But today? Today, I am making up for yesterday. Today, my grief feels like too big of a burden to bear.
I'm not sure exactly why.
Maybe because last week, my always thoughtful best friend sent a potted flower to my office. Before I left on Friday, it looked like this:
|Thank you, Kate!|
And walking in today, I find this:
|I'm sorry Kate! I watered it before I left on Friday, but now that it is dead, I realize that I had put the plant above a heating vent. My mom says maybe it will come back to life, but I don't feel very hopeful about that.|
That fucking dead plant set me off. And I haven't stopped since.
I saw that dead plant and I thought, you can't even keep a plant alive, much less your baby. My head knows that it's not my fault that my daughter died. But sometimes my heart still holds on to the guilt. And sometimes my heart says mean things.
Or maybe it's the article my sister is writing about Lydie and stillbirth for the Washington Post. She said she wants to raise awareness about stillbirth, wants to save other babies. Today, I don't want to save other babies. Today, I just want to save my baby. Today, I can't even read the draft she emailed me much less imagine it in print in national syndication. Today, I don't want to share Lydie with the world, I want to keep her to myself.

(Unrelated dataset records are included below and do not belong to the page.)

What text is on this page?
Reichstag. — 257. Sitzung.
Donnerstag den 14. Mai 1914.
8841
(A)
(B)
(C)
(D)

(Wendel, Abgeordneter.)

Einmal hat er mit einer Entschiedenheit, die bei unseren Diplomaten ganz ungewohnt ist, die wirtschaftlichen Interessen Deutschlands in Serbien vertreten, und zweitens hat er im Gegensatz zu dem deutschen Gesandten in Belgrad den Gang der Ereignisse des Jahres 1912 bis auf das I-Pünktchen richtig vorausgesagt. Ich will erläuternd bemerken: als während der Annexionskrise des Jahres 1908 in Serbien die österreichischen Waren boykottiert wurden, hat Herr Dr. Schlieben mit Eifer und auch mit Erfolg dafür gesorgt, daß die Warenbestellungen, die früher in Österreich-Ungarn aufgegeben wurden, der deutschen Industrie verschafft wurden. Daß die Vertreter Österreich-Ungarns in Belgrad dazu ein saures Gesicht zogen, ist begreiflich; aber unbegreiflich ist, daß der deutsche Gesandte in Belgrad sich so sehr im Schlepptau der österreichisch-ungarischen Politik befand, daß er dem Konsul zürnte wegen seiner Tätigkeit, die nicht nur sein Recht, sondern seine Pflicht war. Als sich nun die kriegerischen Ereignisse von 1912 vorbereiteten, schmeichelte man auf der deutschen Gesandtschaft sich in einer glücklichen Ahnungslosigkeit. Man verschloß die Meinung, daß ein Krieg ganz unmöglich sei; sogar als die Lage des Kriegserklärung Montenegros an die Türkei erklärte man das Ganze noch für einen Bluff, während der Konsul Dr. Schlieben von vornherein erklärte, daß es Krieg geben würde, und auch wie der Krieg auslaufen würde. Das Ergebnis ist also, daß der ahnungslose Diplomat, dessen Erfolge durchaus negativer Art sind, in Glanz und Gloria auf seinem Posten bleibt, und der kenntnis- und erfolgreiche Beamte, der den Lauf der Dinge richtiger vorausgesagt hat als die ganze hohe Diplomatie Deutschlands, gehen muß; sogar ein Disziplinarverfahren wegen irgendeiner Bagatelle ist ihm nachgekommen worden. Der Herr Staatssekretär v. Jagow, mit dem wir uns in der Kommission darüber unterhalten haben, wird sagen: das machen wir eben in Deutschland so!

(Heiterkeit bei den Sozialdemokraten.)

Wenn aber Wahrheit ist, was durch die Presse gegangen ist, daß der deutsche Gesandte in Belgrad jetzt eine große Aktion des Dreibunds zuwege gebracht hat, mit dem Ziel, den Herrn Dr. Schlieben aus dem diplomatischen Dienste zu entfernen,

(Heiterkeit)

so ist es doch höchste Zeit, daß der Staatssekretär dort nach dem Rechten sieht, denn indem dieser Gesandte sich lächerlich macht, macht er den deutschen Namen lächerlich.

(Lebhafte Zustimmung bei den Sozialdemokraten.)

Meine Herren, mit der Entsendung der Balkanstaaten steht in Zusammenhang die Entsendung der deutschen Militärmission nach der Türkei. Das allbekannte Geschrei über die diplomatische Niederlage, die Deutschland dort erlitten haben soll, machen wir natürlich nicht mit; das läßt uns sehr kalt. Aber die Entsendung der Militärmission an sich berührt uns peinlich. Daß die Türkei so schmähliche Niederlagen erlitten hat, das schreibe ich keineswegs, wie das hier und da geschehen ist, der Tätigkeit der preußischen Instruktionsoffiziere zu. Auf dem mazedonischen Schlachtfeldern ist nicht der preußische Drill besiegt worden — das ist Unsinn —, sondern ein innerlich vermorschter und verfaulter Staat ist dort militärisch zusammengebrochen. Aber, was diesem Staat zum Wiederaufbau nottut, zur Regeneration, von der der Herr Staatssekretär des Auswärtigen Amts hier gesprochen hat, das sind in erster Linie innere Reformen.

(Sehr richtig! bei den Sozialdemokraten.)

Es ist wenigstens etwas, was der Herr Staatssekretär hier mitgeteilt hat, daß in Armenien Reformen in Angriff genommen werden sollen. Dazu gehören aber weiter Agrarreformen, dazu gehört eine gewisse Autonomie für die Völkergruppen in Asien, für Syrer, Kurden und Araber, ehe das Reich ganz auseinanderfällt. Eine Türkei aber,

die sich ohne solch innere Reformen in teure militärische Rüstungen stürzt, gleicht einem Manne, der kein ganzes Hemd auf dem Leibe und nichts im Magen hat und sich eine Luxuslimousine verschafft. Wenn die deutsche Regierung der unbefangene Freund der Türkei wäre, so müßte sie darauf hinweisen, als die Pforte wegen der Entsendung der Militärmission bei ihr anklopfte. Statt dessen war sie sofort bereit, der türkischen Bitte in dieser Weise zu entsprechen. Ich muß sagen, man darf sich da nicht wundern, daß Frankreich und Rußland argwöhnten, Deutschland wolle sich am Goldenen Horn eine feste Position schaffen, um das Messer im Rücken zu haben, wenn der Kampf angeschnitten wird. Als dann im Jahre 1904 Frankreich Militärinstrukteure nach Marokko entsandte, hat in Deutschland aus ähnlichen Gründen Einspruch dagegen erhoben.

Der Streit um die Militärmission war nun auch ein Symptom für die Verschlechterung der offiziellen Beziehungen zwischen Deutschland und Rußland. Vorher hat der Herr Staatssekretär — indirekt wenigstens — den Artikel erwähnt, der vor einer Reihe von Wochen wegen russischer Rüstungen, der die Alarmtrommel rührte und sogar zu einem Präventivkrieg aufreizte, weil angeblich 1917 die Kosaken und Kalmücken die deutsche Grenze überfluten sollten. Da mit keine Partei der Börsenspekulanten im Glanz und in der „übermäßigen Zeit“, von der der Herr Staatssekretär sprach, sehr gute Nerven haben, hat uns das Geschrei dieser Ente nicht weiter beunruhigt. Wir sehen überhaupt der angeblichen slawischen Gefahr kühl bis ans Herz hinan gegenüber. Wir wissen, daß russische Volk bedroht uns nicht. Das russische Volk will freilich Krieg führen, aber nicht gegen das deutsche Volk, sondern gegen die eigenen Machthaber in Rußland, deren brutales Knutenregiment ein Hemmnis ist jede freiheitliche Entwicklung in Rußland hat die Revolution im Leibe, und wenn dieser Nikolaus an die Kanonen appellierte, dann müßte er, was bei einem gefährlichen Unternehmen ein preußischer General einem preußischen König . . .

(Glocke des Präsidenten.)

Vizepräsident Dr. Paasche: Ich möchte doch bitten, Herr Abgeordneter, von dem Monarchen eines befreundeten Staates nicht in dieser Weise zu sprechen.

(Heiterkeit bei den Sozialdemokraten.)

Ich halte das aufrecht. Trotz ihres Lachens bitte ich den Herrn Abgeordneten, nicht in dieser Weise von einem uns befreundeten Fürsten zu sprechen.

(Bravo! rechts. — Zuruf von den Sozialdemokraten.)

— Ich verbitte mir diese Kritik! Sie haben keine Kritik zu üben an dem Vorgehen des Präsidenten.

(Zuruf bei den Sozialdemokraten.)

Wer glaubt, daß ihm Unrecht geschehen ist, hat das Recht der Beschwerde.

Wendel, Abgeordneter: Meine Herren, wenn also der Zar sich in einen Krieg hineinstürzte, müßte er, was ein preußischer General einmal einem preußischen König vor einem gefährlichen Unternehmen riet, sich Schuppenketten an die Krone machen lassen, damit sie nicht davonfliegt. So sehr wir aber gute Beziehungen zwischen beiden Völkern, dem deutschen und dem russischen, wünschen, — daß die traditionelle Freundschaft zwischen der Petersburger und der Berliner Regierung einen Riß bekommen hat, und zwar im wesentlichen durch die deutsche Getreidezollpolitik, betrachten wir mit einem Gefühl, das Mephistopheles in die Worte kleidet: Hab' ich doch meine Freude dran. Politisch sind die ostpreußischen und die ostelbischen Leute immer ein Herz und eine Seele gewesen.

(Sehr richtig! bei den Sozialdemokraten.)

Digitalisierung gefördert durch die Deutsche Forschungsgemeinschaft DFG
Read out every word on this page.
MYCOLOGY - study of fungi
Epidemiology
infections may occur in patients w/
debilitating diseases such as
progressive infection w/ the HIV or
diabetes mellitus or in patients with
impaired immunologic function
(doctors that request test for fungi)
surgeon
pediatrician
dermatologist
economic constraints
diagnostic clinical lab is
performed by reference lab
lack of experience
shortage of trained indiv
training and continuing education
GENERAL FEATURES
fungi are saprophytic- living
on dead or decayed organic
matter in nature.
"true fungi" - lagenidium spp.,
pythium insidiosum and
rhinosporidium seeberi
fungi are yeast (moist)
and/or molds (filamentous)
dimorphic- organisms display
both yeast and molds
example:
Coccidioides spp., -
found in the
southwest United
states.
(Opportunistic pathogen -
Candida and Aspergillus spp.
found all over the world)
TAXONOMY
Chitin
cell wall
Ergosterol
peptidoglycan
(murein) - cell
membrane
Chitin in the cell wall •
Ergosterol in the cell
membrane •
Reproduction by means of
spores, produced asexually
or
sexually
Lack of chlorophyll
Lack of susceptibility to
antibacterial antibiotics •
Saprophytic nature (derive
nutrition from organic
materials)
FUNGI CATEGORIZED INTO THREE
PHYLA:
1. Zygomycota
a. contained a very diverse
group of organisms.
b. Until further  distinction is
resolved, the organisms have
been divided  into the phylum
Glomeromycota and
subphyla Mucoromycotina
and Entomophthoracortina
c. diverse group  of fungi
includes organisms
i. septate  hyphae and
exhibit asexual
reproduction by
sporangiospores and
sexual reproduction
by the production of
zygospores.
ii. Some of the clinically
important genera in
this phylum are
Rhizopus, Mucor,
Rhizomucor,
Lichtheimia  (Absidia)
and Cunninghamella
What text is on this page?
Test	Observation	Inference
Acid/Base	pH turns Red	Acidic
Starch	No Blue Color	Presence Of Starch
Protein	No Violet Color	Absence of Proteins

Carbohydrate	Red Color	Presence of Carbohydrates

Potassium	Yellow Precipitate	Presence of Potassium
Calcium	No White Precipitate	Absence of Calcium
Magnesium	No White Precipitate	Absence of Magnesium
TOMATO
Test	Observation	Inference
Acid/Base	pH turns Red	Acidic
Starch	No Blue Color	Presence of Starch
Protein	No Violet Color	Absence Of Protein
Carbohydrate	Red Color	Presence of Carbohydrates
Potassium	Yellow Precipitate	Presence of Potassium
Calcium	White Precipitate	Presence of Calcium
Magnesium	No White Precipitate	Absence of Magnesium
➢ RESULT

Or maybe it's because today, if this world wasn't so fucked up, Lydie would be one month old.
Today, two coworkers stopped to talk to me and I could barely make eye contact with them. Today, a completely well-intentioned coworker who happens to have a pregnant wife asked if I'd like to talk more, and I responded no. I think it's the first time I have turned down the opportunity to talk about Lydie. Today, I couldn't wait to be alone and I couldn't bear the possibility of him mentioning that pregnant wife.
Today, it's been 9 weeks and 5 days since that haunting moment of the silent Doppler. Today, it's been 9 weeks and 4 days since I held my daughter's perfect little still body in my arms.
Today, I tried to run on the track during my lunch break but found it hard to run through the tears.
Today, I feel more alone and more isolated than I have in a long time.
Today, I want to climb into a hole and come out when the hardest part of this grief work is over.